1)   Boil chicken breasts on the stove in a medium to large sauce pan.  Use medium heat for 30-45 minutes or until cooked all the way through.
2)   Preheat oven to 350 degrees.
3)   While chicken is boiling, take out 11.5” x 8” x 2” deep baking dish and mist lightly with buttered cooking spray.  Cut cold cream cheese into cubes and place in dish.  Evenly sprinkle fancy shredded cheese on top of the cream cheese cubes.  Pour 1 cup ranch and 1 cup Franks Red Hot on top and place the dish into the oven uncovered.  Bake 7-10 minutes.

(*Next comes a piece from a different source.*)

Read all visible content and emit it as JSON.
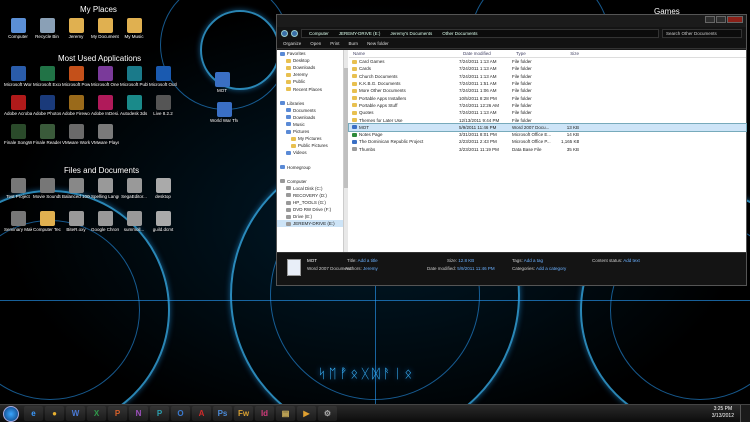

4)   After 7-10 minutes, take dish out and stir mixture.  Bake another 7-10 minutes.  Take out and stir again until mixture and cream cheese are mixed well.
5)   While mixture is baking, shred chicken.  After it is done boiling, the best way to speed this process is to run the chicken under cold water.  When cool enough to touch, hand-shred chicken into a bowl.
6)   When mixture is baked, add shredded chicken by pouring it on top of the mixture.  Carefully stir the dish well.  Cover with aluminum foil and bake for an additional 20-30 minutes.

7)   Once baked, carefully pour into your serving bowl.  Garnish with green onion or celery.  Enjoy!